The Country Music Hall of Fame and Museum’s exhibit showcasing the evolution of Nashville music in the late 1960s and early ’70s—Dylan, Cash, and the Nashville Cats: A New Music City—was scheduled to end its 21-month run on Dec. 31, 2016, but the Museum announced today (Dec. 12) that it is extending the exhibit for an addition year.

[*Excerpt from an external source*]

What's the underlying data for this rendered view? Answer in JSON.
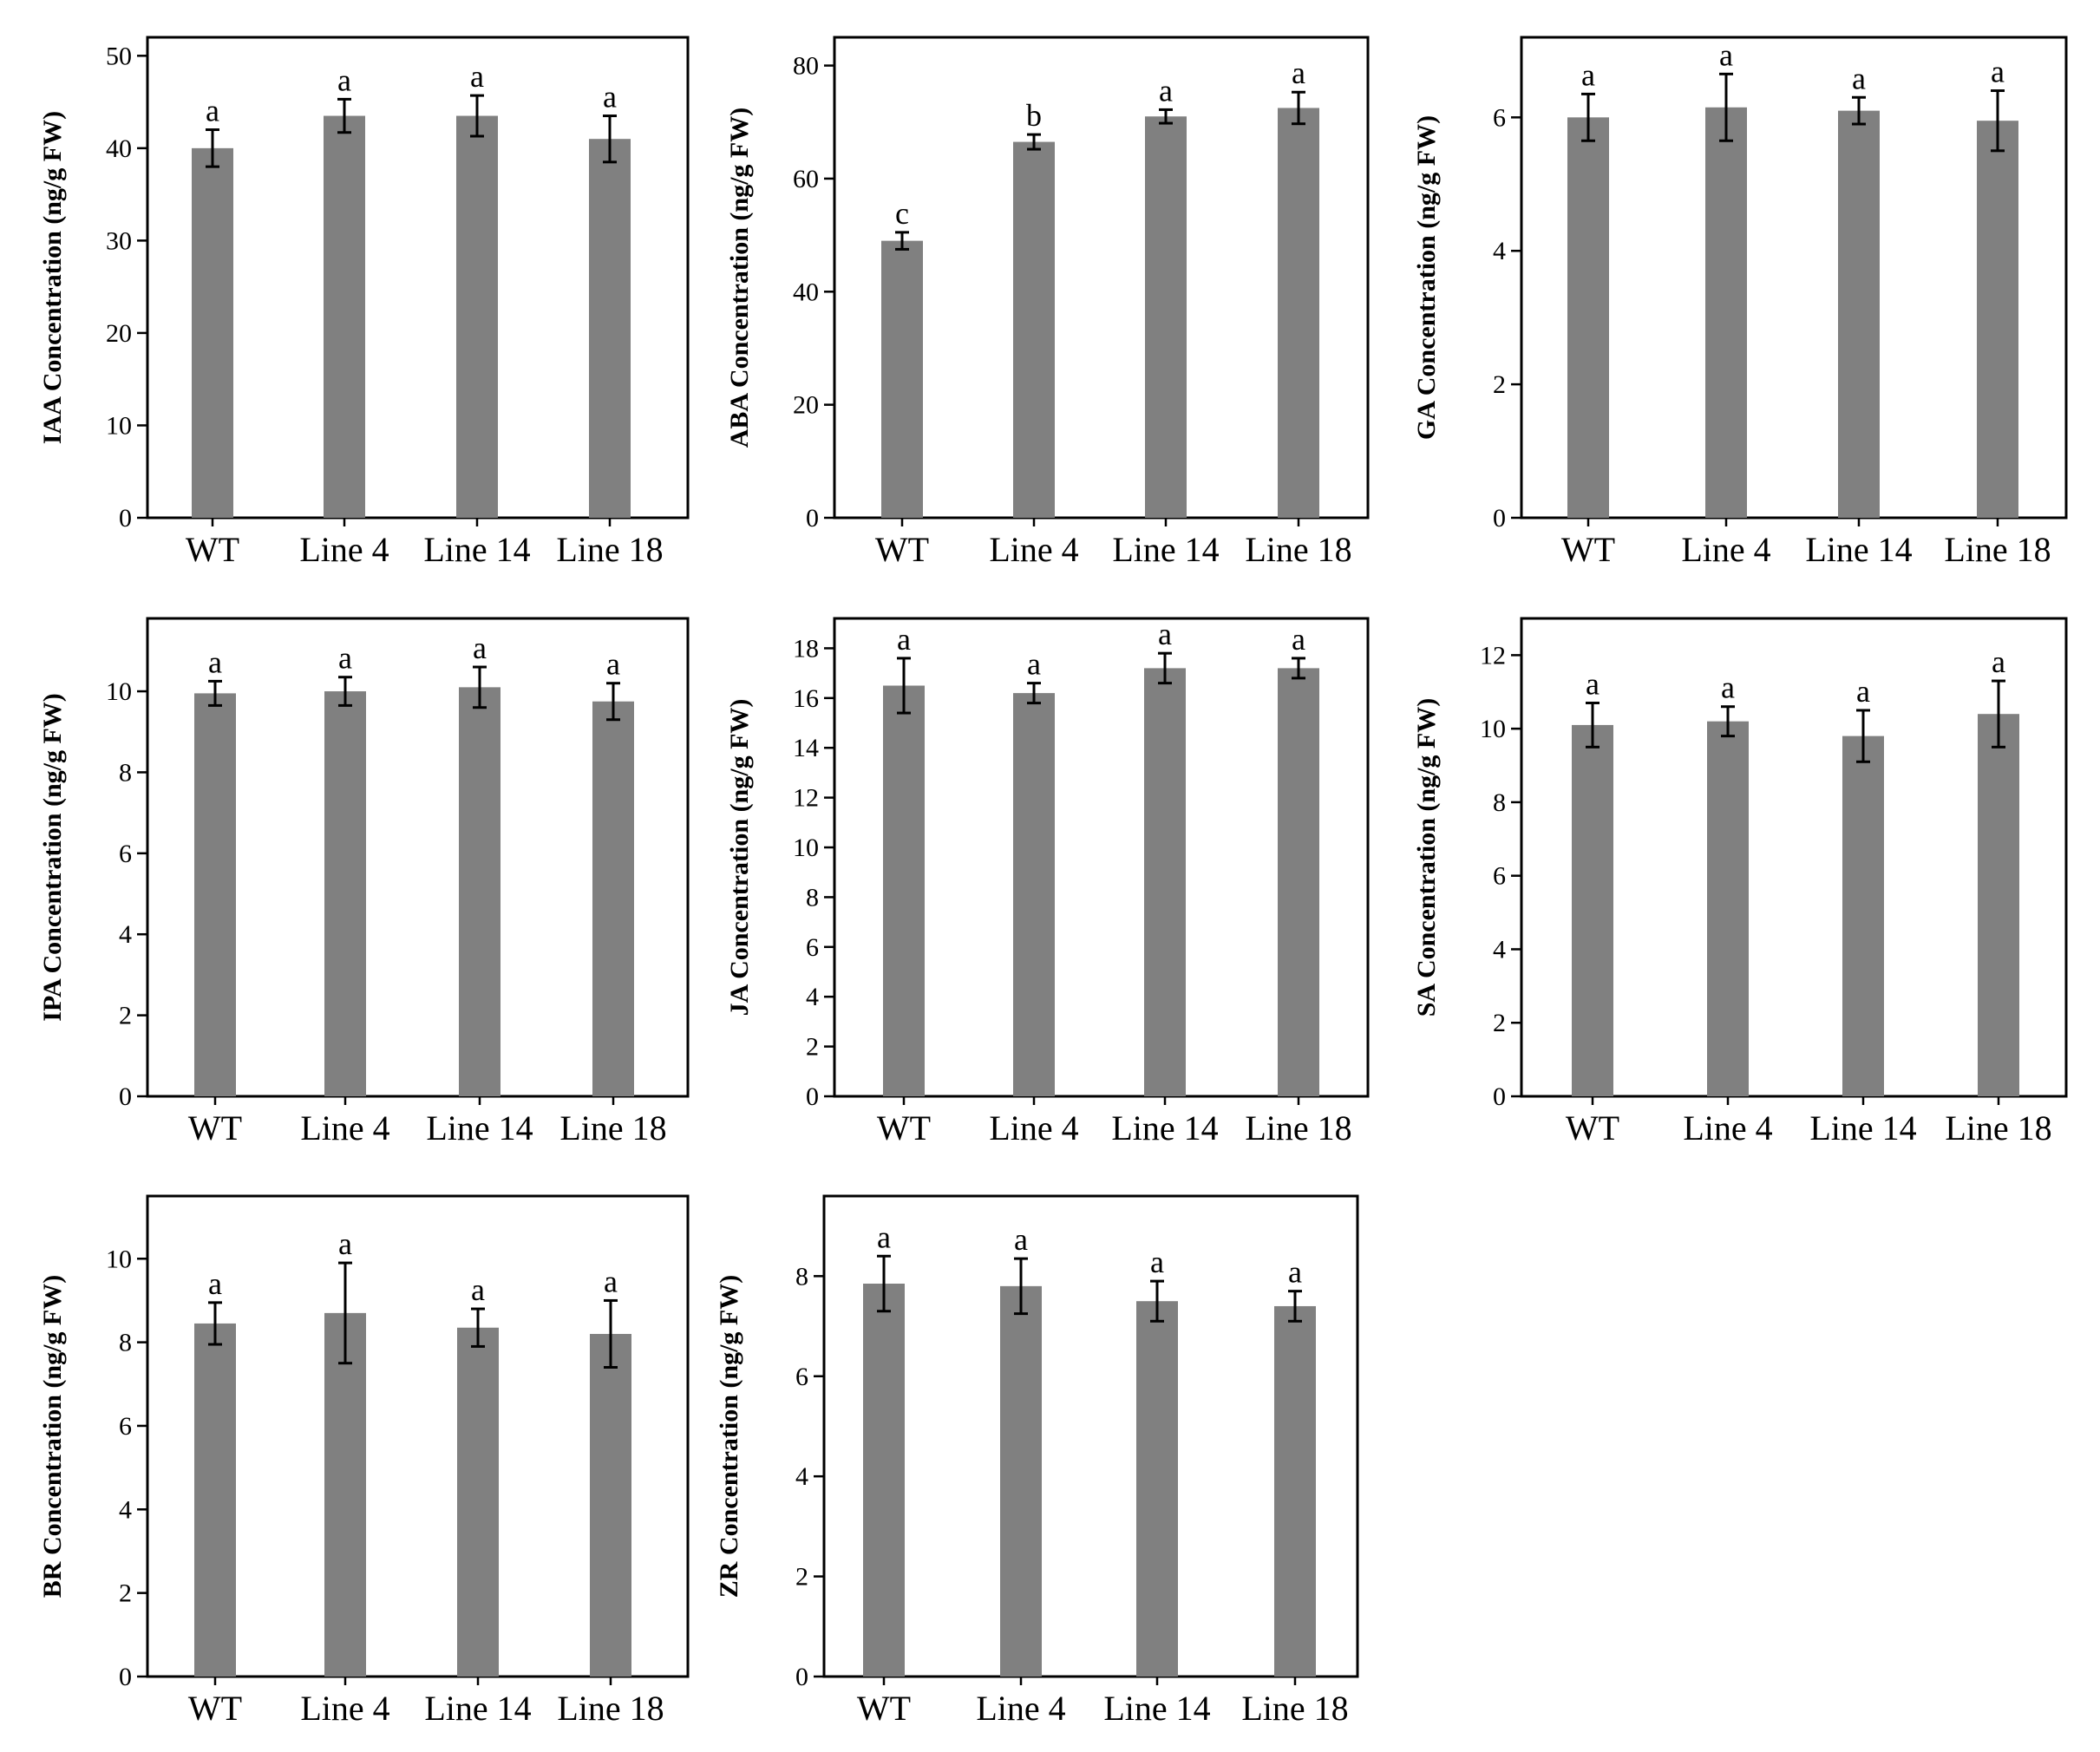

The exhibit focuses mainly on Bob Dylan and his decision to record his album Blonde on Blonde in Nashville in 1966. Working with Music Row’s acclaimed session players like Charlie McCoy, Wayne Moss and Kenny Buttrey, often referred to as the “Nashville Cats,” Dylan produced a masterpiece album that is considered among his finest. Dylan recorded two more albums in Nashville and later appeared on Johnny Cash’s network television show, The Johnny Cash Show, which was filmed at the Ryman Auditorium. Following Dylan’s lead, other artists like Neil Young, Paul McCartney and Leonard Cohen became inspired to come to Music City and record with the famed Nashville Cats.
“Dylan, Cash, and the Nashville Cats has been one of the most popular exhibits in the museum’s history,” said Museum CEO Kyle Young. “This is a testament not only to the enduring legacies of Bob Dylan and Johnny Cash, but also to the technical prowess and creative genius of the Nashville Cats. Celebrating unsung session players has yielded one of the most compelling narratives we’ve ever told.”
The compelling and informative exhibit will now run through Dec. 31, 2017.